On September 14th, it briefly rose to $1.16 trillion as the crypto economy fell into the $1 trillion range. Indications are that Ethereum’s consolidation seems to have left the building and market participants are anticipating the upcoming Federal Reserve meeting next week. . Currently, the crypto economy has decreased by 3% since the last day and is currently worth 965 billion dollars.

Major Stocks, Crypto Markets, Precious Metals and Real Estate Drop More – 80 Percent of Investors Expect High-Level Growth

The merger is over and the incentive to move from Proof of Work (PoW) to Proof of Stake (PoS) is now gone. Ethereum (ETH) and the rest of the crypto economy saw good gains leading up to the merger, but the overall crypto market is down more than 3 percent in the past 24 hours following the change.

Currently, statistics show that the market value of all crypto tokens in existence is 965.42 billion dollars.

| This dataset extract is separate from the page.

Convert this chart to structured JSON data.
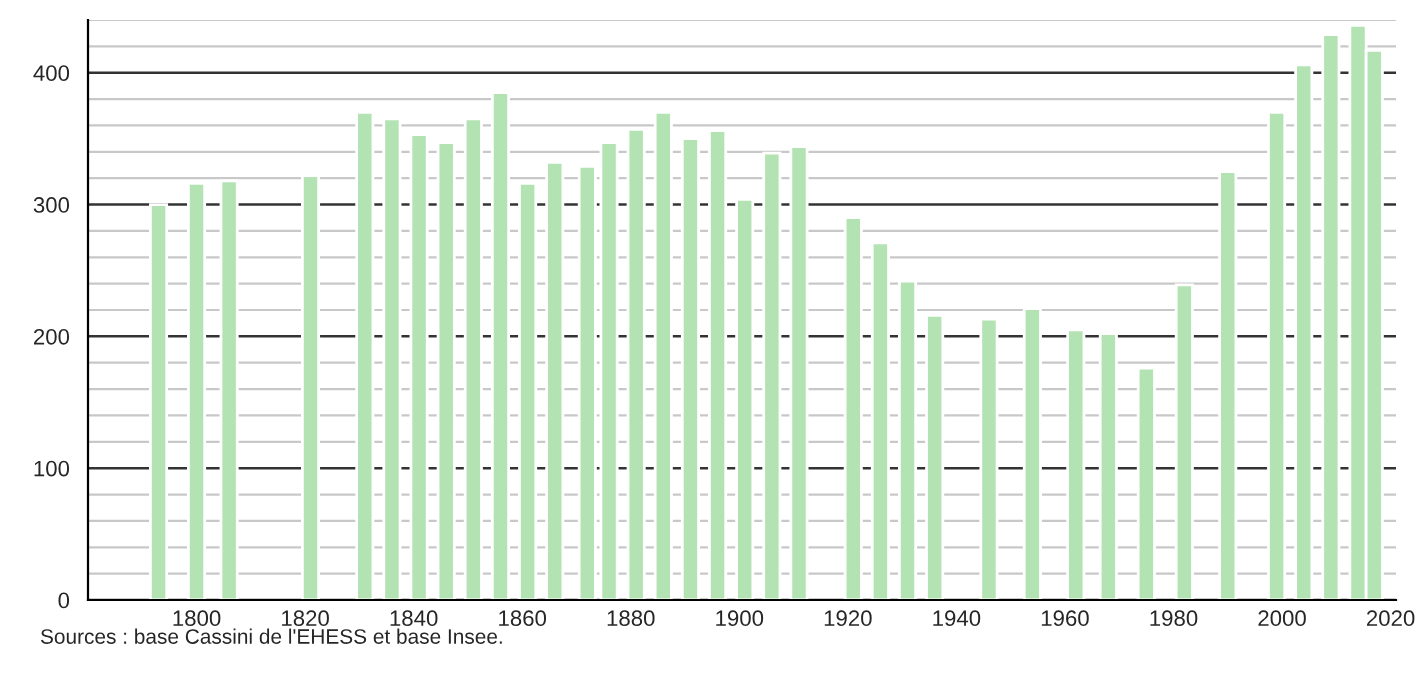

A day ago, before the merger, the value of the crypto economy was at $1.16 trillion. While the overall crypto economy was down 3%, bitcoin (BTC) lost 2.6% and ethereum (ETH) lost more than 7% against the US dollar. At the time of writing, there is $87.39 billion in 24-hour global trading volume and Tether (USDT) commands $62.31 billion of its current volume.

BTC fell below the $20K per unit zone to $19,794 per bitcoin, while ethereum (ETH) fell to $1,495 per coin. Amidst the crypto economy, Wall Street is suffering, as are all four major indexes Thursday afternoon. Precious metals (PMs), like gold, shed 1.70% on the previous day, and silver fell 2.09% against the US dollar. Following the publication of the August Consumer Price Index (CPI) report by the US Bureau of Labor Statistics, investors are concerned about the upcoming rate hike by the US Federal Reserve.

Crypto, Stocks, PMS Sink Lower - All Eyes on Fed's Next Level Higher as Ethereum Consolidation Hype Waves
Fed Chairman Jerome Powell (pictured above) and the Federal Open Market Committee (FOMC) are expected to raise the benchmark bank rate by 75bps next week.

The Federal Open Market Committee (FOMC) is expected to meet on September 20-21. According to data from CME Group, 80% of investors expect the Fed to raise rates by 75 basis points next week. U.S. jobless claims fell 5,000 to 213,000 this week, beating market forecasts. The bond market is also erratic as Treasury yields are higher across the board. The two-year Treasury note was up six basis points (bps) on Thursday to about 3.85%.

Meanwhile, the US housing market in 2010 After the real estate crash of 2008, many properties are not safe, as reports suggest that it took a “best turn”. For the U.S. central bank, rate hikes rose more than 6 percent. A planned 75bps hike by the Federal Reserve next week will push mortgage and loan rates even higher. It can easily be argued that the crypto markets, stocks and precious metals will not react well to next week’s Fed hike. All the FOMC rate hikes in the past few months have put a lot of pressure on many markets.

Tags in this story

75 basis points, 75bps, benchmark bank rate, bond market, CME Group, crypto economy, crypto markets, Fed, Federal Reserve, FOMC meeting, gold, hype consolidation, consolidation, PMS, precious metals, price increase, silver, stock market , integration incentive

What do you think about the current state of crypto, precious metals and equity markets? Do you expect the Federal Reserve to raise rates by 75bps next week? Let us know your thoughts about this in the comment section below.

Jamie Redman

Jamie Redman is the news lead at and a financial tech journalist based in Florida. Redman has been an active member of the cryptocurrency community since 2011. He is passionate about Bitcoin, open source code and decentralized applications. Since September 2015, Redman has written over 6,000 articles for News about the disruptive protocols emerging today.